Of the notable non-medical professional names questioning the frequency of CHS is activist and Harborside founder Steve DeAngelo. In June 2019, DeAngelo voiced concerns over the syndrome, saying its occurrence was quite rare if it existed at all. In the months since DeAngelo spoke with Moon after the two clashed several times on social media. After speaking, DeAngelo would then say the condition did exist but noted its rarity.
Those supporting a misdiagnosis have pointed towards a chemical found in the pesticide neem oil as a possible culprit. This theory suggests that the poison azadirachtin, a compound in neem oil, creates CHS-like symptoms, triggering a misdiagnosis. This occurs as some believe that the pest and mildew remover remains on particular strains of flower, causing consumers to become severely ill when consumed.
CannaMD’s Walters noted that incidences of CHS are on the rise. While this could be attributed to previously undefined cases, the impact, if any, of neem oil deserves further research. Walters stated that “the suggestion that chemicals, involved with new cultivation methods and mass production of the plant, may play a part warrants further review.”

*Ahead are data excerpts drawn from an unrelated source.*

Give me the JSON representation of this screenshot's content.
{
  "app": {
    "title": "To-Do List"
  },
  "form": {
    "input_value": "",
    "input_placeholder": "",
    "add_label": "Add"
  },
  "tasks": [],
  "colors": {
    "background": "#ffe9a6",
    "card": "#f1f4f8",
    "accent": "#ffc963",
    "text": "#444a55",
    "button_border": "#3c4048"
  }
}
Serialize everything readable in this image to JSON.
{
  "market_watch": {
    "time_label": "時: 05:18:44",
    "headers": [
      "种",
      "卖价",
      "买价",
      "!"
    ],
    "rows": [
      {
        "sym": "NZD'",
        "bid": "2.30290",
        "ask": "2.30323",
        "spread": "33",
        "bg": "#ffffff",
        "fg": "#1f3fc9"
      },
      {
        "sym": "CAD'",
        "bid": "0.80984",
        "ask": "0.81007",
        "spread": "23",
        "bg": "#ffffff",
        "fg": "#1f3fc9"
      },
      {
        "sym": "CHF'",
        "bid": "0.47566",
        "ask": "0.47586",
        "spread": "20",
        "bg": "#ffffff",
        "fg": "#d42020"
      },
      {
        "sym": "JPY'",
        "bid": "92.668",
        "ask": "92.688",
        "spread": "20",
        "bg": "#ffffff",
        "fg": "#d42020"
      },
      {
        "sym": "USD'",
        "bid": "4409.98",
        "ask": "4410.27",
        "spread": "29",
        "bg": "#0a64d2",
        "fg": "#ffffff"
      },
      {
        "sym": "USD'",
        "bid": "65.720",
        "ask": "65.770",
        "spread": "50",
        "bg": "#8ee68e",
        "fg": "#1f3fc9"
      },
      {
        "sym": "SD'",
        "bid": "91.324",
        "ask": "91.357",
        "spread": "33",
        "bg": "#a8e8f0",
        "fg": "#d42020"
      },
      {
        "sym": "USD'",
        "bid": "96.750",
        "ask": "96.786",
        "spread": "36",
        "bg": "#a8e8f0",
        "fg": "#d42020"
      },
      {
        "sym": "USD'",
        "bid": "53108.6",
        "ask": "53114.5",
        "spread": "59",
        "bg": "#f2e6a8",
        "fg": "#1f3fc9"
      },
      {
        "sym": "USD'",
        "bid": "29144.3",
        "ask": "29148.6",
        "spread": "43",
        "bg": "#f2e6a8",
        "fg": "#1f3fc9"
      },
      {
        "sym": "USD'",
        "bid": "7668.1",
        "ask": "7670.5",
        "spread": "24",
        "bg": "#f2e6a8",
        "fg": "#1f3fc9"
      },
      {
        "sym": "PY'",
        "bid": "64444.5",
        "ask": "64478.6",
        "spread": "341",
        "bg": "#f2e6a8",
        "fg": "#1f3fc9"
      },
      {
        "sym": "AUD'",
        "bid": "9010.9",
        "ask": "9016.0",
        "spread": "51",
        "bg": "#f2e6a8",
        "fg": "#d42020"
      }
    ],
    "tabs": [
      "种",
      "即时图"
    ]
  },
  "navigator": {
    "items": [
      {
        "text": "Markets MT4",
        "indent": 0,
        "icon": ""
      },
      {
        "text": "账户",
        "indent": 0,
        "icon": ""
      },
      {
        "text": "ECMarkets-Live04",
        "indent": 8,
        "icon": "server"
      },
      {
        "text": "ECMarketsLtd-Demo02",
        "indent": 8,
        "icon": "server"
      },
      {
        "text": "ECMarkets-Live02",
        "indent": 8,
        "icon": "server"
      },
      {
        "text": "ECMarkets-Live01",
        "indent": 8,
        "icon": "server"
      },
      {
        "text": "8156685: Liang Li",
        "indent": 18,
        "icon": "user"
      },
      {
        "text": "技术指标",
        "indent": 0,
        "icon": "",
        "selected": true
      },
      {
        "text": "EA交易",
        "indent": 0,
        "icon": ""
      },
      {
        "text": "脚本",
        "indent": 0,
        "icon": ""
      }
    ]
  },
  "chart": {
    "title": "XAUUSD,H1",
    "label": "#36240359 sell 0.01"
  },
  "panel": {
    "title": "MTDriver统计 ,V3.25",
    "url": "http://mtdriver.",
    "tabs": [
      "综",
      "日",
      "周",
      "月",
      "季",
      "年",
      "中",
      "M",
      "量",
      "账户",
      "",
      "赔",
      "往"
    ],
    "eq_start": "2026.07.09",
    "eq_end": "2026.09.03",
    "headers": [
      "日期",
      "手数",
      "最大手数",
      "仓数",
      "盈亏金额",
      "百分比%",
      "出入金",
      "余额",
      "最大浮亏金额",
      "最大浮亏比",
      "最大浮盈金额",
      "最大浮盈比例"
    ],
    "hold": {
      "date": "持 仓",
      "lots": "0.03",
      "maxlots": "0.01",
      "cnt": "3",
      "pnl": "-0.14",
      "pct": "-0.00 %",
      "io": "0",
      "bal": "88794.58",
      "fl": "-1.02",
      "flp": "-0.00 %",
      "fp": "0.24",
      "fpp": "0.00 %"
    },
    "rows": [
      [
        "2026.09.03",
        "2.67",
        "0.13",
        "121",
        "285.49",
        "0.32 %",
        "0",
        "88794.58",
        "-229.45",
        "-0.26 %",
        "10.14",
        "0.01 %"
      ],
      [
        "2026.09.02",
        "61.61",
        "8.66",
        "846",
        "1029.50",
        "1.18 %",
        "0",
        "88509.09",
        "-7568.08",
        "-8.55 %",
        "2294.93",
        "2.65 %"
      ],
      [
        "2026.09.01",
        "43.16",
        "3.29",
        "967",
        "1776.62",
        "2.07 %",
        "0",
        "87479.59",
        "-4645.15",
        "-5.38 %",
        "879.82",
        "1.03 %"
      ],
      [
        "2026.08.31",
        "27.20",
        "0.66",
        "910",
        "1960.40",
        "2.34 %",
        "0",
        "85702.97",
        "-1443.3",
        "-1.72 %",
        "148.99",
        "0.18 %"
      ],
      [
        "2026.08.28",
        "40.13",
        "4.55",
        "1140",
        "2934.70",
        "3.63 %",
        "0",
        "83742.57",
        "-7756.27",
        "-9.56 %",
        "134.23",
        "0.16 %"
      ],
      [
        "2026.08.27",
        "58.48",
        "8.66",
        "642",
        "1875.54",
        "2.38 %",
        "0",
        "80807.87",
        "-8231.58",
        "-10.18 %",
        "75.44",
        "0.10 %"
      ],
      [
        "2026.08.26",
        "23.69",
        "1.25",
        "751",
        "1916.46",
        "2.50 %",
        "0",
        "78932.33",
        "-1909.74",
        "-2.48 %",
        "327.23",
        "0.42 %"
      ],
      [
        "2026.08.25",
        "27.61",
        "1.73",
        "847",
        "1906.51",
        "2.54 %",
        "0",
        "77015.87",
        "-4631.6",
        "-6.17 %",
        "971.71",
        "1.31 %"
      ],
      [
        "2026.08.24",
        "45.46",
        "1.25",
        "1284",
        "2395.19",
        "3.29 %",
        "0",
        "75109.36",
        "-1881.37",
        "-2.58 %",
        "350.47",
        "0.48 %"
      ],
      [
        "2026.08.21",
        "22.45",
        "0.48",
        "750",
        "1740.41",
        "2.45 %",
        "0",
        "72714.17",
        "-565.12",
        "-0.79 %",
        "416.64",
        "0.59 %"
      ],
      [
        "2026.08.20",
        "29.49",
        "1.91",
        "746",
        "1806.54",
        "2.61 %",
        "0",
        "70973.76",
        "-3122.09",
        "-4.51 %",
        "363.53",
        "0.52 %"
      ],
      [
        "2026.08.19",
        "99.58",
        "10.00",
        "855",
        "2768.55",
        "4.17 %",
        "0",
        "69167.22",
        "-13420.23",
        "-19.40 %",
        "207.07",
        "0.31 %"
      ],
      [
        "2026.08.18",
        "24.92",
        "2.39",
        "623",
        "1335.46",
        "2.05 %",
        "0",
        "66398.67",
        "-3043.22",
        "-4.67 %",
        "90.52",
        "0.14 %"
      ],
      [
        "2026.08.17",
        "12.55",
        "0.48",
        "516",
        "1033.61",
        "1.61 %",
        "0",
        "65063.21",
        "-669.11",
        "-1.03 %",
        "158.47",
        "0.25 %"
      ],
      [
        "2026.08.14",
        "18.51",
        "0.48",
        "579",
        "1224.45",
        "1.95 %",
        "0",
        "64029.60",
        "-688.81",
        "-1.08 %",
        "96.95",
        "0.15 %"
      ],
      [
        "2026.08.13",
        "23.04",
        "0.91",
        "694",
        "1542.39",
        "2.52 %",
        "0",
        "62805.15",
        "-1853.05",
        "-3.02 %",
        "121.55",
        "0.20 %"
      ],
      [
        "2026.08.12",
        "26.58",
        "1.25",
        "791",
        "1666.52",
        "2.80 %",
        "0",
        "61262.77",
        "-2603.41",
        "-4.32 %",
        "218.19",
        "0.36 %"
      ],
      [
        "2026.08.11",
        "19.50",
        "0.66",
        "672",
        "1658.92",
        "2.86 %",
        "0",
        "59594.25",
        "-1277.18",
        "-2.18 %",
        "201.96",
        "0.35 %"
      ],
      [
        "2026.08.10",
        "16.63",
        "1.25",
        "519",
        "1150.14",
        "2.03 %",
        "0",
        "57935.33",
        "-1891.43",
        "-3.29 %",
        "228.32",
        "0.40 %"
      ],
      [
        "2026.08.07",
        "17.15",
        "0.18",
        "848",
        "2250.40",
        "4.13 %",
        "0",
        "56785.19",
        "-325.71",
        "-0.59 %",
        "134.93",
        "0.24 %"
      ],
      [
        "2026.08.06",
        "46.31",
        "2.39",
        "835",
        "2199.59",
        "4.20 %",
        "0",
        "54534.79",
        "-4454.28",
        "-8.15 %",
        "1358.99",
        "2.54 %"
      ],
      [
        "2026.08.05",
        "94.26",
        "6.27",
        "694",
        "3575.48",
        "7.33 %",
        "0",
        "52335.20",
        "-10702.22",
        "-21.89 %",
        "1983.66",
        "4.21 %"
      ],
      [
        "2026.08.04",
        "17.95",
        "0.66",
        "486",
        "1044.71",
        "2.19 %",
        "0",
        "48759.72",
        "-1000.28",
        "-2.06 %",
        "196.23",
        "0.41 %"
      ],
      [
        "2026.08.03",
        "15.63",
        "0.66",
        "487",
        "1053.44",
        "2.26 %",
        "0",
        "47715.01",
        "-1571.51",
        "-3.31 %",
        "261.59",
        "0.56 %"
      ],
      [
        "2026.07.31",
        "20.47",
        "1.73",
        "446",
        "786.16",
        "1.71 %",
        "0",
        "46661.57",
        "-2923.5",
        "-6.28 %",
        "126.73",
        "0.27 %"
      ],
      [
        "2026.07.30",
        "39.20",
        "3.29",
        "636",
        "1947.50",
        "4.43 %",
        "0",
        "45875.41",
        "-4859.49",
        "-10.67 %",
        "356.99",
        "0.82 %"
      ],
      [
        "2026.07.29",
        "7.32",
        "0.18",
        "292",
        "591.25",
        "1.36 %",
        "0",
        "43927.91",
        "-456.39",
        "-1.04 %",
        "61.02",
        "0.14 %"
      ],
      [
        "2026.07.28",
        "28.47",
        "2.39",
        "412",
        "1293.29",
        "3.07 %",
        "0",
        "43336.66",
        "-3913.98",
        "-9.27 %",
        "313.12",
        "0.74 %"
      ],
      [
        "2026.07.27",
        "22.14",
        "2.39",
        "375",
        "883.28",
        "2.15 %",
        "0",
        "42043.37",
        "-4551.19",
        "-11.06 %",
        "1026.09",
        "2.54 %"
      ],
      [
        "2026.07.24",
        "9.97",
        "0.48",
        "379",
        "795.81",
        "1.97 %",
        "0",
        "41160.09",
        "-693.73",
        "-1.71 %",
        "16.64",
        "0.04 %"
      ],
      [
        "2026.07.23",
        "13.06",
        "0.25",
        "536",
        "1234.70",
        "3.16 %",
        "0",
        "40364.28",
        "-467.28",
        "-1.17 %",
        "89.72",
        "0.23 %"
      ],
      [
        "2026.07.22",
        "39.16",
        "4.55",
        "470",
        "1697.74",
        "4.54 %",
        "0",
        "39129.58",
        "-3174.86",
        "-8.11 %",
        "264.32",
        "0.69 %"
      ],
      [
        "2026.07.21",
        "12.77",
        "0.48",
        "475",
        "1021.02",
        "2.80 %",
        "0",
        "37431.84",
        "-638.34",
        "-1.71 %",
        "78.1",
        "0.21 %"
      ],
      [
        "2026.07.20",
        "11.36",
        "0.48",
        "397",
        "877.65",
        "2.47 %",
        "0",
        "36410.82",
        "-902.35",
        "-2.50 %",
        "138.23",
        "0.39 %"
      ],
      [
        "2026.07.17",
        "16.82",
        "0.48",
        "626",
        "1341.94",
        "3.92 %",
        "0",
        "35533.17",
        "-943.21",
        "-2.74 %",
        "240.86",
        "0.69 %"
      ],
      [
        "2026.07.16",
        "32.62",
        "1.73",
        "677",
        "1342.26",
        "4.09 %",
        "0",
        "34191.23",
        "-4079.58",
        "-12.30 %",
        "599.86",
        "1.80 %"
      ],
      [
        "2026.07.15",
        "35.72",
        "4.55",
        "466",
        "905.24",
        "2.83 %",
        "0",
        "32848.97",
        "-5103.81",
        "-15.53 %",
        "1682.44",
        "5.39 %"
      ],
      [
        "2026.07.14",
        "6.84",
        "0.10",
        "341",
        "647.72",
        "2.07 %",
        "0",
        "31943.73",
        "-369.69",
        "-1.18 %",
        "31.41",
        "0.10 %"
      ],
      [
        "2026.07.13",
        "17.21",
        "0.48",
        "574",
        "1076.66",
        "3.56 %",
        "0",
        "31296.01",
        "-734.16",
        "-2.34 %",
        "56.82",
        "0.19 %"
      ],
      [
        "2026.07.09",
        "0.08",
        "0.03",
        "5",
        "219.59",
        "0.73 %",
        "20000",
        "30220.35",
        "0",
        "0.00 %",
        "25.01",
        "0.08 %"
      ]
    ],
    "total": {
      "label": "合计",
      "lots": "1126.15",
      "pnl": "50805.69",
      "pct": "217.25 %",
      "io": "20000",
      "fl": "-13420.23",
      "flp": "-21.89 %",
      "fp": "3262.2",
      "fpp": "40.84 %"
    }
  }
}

Others, like cannabis entrepreneur and activist Kyle Turley, say CHS is not a concern at all, because, according to him, it isn’t real. Recently, Turley tweeted, “CHS is a mythical condition that affects those who have yet to discover their strains and use CBD daily.” The month before, the CBD advocate tweeted, “CHS is a myth created by those against understanding the cannabinoid system, all day every day!” Like DeAngelo, Turley and Moon have tangled online over CHS and statements both have made.
With numerous perspectives, the discussion around CHS, its validity and frequency are likely to be ongoing until additional research provides the community with clarity. Aside from maybe those subscribing to the myth theory, most agree that patients have some condition better worth understanding. Be it CHS, CVS, neem oil or another thing altogether, people deserve clarity and accurate diagnoses.
With hope, further research from larger subject pools will help provide certainty one way or another.